Ces discriminations d’un nouveau genre rejoignent une homophobie persistante mesurée chaque année dans les statistiques du FBI. En 2014, un cinquième des violences liées à la couleur, à la religion ou au genre a touché la communauté LGBT. Proportionnellement, les gays et transsexuels auraient donc quatre fois plus de risque d’être agressés que les musulmans et deux fois plus que les Noirs. Ces crispations sont d’autant plus mal ressenties que l’opinion publique semble se montrer d’année en année plus tolérante envers les LGBT. En 2016, les Américains pro-mariage gay sont désormais 55 %, contre 35 % en 2001, selon le Pew Research Center. Pour les moins de 35 ans, la proportion est même passée de 51 % à 67 % entre 2003 et 2014. Un avis que seulement 42 % des musulmans partagent. Mais la communauté la plus réfractaire reste celle des protestants évangéliques blancs : 28 % d’entre eux seulement y sont favorables.
La première fois que « Le Monde » a écrit « homophobie »
C’était dans l’espoir de la voir régresser. Le 4 novembre 1979, Bruno Frappat s’intéresse à une émission d’Antenne 2 intitulée « Question de temps », « la première tentative d’autoexpression des homosexuels » à la télévision : « On saura mardi matin si la tolérance à l’homosexualité a franchi, en France, un seuil décisif. On le saura quand les quelques homosexuels inconnus qui auront accepté de se montrer la veille, à la télévision, croiseront les regards de leurs parents, de leurs collègues de travail, de leurs voisins. Et si le fait d’avoir dévoilé publiquement leur homosexualité suscitera l’ironie, l’indifférence, la haine ou la commisération. »
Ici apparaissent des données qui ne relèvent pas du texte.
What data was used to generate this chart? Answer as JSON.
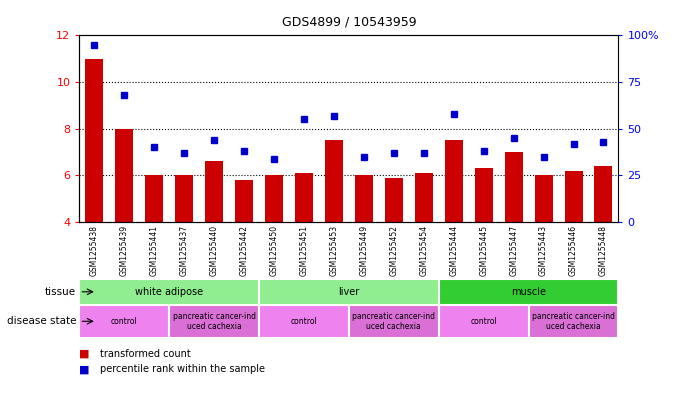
{
  "title": "GDS4899 / 10543959",
  "samples": [
    "GSM1255438",
    "GSM1255439",
    "GSM1255441",
    "GSM1255437",
    "GSM1255440",
    "GSM1255442",
    "GSM1255450",
    "GSM1255451",
    "GSM1255453",
    "GSM1255449",
    "GSM1255452",
    "GSM1255454",
    "GSM1255444",
    "GSM1255445",
    "GSM1255447",
    "GSM1255443",
    "GSM1255446",
    "GSM1255448"
  ],
  "bar_values": [
    11.0,
    8.0,
    6.0,
    6.0,
    6.6,
    5.8,
    6.0,
    6.1,
    7.5,
    6.0,
    5.9,
    6.1,
    7.5,
    6.3,
    7.0,
    6.0,
    6.2,
    6.4
  ],
  "dot_values": [
    95,
    68,
    40,
    37,
    44,
    38,
    34,
    55,
    57,
    35,
    37,
    37,
    58,
    38,
    45,
    35,
    42,
    43
  ],
  "ylim_left": [
    4,
    12
  ],
  "ylim_right": [
    0,
    100
  ],
  "yticks_left": [
    4,
    6,
    8,
    10,
    12
  ],
  "yticks_right": [
    0,
    25,
    50,
    75,
    100
  ],
  "ytick_right_labels": [
    "0",
    "25",
    "50",
    "75",
    "100%"
  ],
  "grid_vals": [
    6,
    8,
    10
  ],
  "bar_color": "#cc0000",
  "dot_color": "#0000cc",
  "tissue_groups": [
    {
      "label": "white adipose",
      "start": 0,
      "end": 6,
      "color": "#90ee90"
    },
    {
      "label": "liver",
      "start": 6,
      "end": 12,
      "color": "#90ee90"
    },
    {
      "label": "muscle",
      "start": 12,
      "end": 18,
      "color": "#228B22"
    }
  ],
  "disease_groups": [
    {
      "label": "control",
      "start": 0,
      "end": 3,
      "color": "#ee82ee"
    },
    {
      "label": "pancreatic cancer-ind\nuced cachexia",
      "start": 3,
      "end": 6,
      "color": "#da70d6"
    },
    {
      "label": "control",
      "start": 6,
      "end": 9,
      "color": "#ee82ee"
    },
    {
      "label": "pancreatic cancer-ind\nuced cachexia",
      "start": 9,
      "end": 12,
      "color": "#da70d6"
    },
    {
      "label": "control",
      "start": 12,
      "end": 15,
      "color": "#ee82ee"
    },
    {
      "label": "pancreatic cancer-ind\nuced cachexia",
      "start": 15,
      "end": 18,
      "color": "#da70d6"
    }
  ],
  "legend_bar_label": "transformed count",
  "legend_dot_label": "percentile rank within the sample",
  "tissue_label": "tissue",
  "disease_label": "disease state",
  "tick_bg_color": "#d3d3d3",
  "tissue_border_color": "#228B22",
  "muscle_color": "#32CD32"
}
Le réalisateur du documentaire diffusé durant l’émission met des mots sur ce climat : « Au lieu, propose l’écrivain Dominique Fernandez, de s’interroger sur les causes de l’homosexualité – alors qu’elle est un fait –, il faudrait s’interroger sur les causes de l’homophobie. Il y a, bien sûr, le refoulement. Mais je crois surtout que la vision homosexuelle du monde et de la vie remet en cause la société telle qu’elle fonctionne. »
Cette vision du monde, fondée avant tout sur une plus grande liberté, le reste de la société a fini par se l’approprier. Et c’est aussi cela qui a été frappé dans la nuit du 11 au 12 juin, à Orlando.